Già: forse i padri, restituiti al loro ruolo e alla loro centralità, possono giocare un ruolo determinante, incisivo, rigenerante, e non soltanto per i due ragazzini protagonisti. Questa è una delle segrete chiavi di lettura del libro, e non stupisce la positio princeps simbolica del padre dei due ragazzi. Inconsciamente, comunica una domanda viscerale e profonda di restituzione d'un ruolo alla sua natura originaria. Affascinante.

Nelle prime battute del libro, questa santa e fantastica zia, libraia parigina, torna nel suo Canada per badare ai figli della sorella; sua sorella, purtroppo, s'è convinta che un milione di automobili le stiano piombando addosso, e non può davvero più badare ai suoi piccoli. A chiedere aiuto è la più piccola, Thebes, una marmocchia che sogna, la notte, che esiste un tredicesimo mese (p. 167) chiamato shtetl, e che in quel mese cade il suo compleanno (omaggio alla “Venticinquesima ora” di Benioff?); suo fratello maggiore, Logan, è dissociato e vagamente fattone, ha quindici anni e scrive racconti un po' al limite per la sua età; beve, anche, e ha qualche problema con le autorità scolastiche: e però ammira una giornalista come Deborah Salomon perché ha il coraggio di guardare le cose in faccia (p. 56), cosa che forse lui sogna di imparare a fare. Ama la musica indie e alternative rock, ma pensa “se fossi una band mi scioglierei” (p. 95), e già che c'è vede di scriverlo da qualche parte. Nel libro appare anche una sua playlist (pp. 108-109), per la gioia degli spiriti rock. Non vi stupirà decifrarlo tramite nomi come Sparta, OutKast, Dead Kennedys, Mudhoney.

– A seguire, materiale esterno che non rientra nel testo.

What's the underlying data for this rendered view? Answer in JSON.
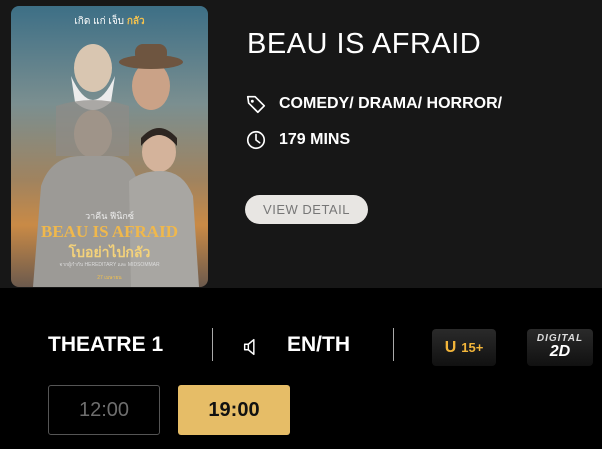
{
  "movie": {
    "title": "BEAU IS AFRAID",
    "genre": "COMEDY/ DRAMA/ HORROR/",
    "duration": "179 MINS",
    "view_detail_label": "VIEW DETAIL",
    "poster": {
      "tagline_prefix": "เกิด แก่ เจ็บ ",
      "tagline_accent": "กลัว",
      "cast_name": "วาคีน ฟีนิกซ์",
      "title": "BEAU IS AFRAID",
      "thai_title": "โบอย่าไปกลัว",
      "credits": "จากผู้กำกับ HEREDITARY และ MIDSOMMAR",
      "release": "27 เมษายน"
    }
  },
  "showing": {
    "theatre": "THEATRE 1",
    "language": "EN/TH",
    "rating_letter": "U",
    "rating_age": "15+",
    "format_top": "DIGITAL",
    "format_bottom": "2D"
  },
  "showtimes": [
    {
      "time": "12:00",
      "state": "past"
    },
    {
      "time": "19:00",
      "state": "available"
    }
  ],
  "icons": {
    "genre": "tag-icon",
    "duration": "clock-icon",
    "language": "speaker-icon"
  },
  "colors": {
    "accent_gold": "#e6bd67",
    "background": "#000000",
    "panel": "#171717"
  }
}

La loro mamma, Min, è forse il personaggio più letterario e complesso del libro. La sorella libraia ci racconta qualcosa di lei tramite le sue letture: “Virginia Woolf, Sylvia Plath, 'Anna Karenina'... il 'Manuale introduttivo' di Min all'universo del dolore. La sua biblioteca della perdita. Aveva fatto le letture giuste” (p. 174), mentre in gioventù “Manuale di cucina anarchico” e “Paradiso perduto”, e poi tramite il passato, rivelando che era stata la sua nascita ad alterare il suo equilibrio psichico: “La mia nascita ha scatenato un'onda sismica nella vita di mia sorella. Il giorno in cui sono venuta al mondo si è messa il vestito al contrario ed è corsa via verso un futuro più luminoso, o piuttosto verso un passato più luminoso. I nostri genitori l'hanno trovata su un albero del vicino. Voleva fuggire? Da allora ha continuato a farlo, viaggiare contemporaneamente in due direzioni opposte, verso l'infanzia e verso la morte. (…). Prima della mia esistenza Min era una bambina normale” (pp. 16-17).

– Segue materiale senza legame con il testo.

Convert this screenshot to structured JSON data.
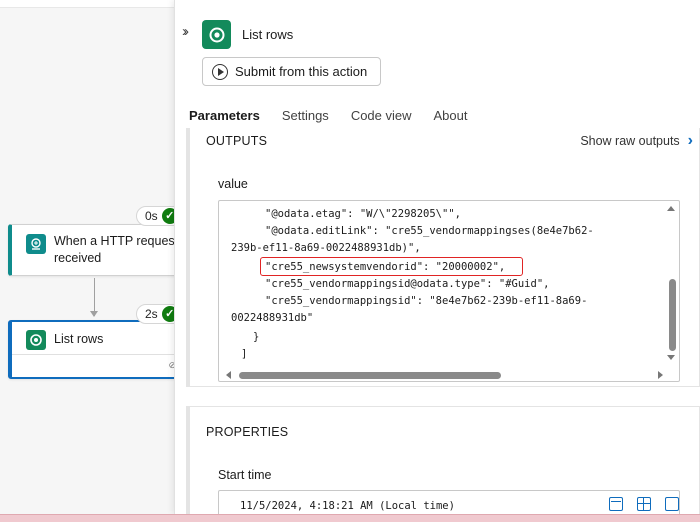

Eppure, “mi ha insegnato lei a scroccare passaggi al traino, agganciata al paraurti delle auto, a tuffarmi a bomba, a rollarmi un joint e a preparare un bong casalingo. Andava a piedi nudi da maggio a ottobre e una volta, per scommessa, ha attraversato a nuoto Falcon Lake in piena notte” (p. 22). In ogni caso, forse per gelosia, quando aveva quindici anni aveva provato ad affogare sua sorella, che ne aveva solo nove. E il papà, per salvarla, era morto. Diciamo che il padre spettrale è la cifra stilistica di questi disastri pluri-generazionali. Molto curioso.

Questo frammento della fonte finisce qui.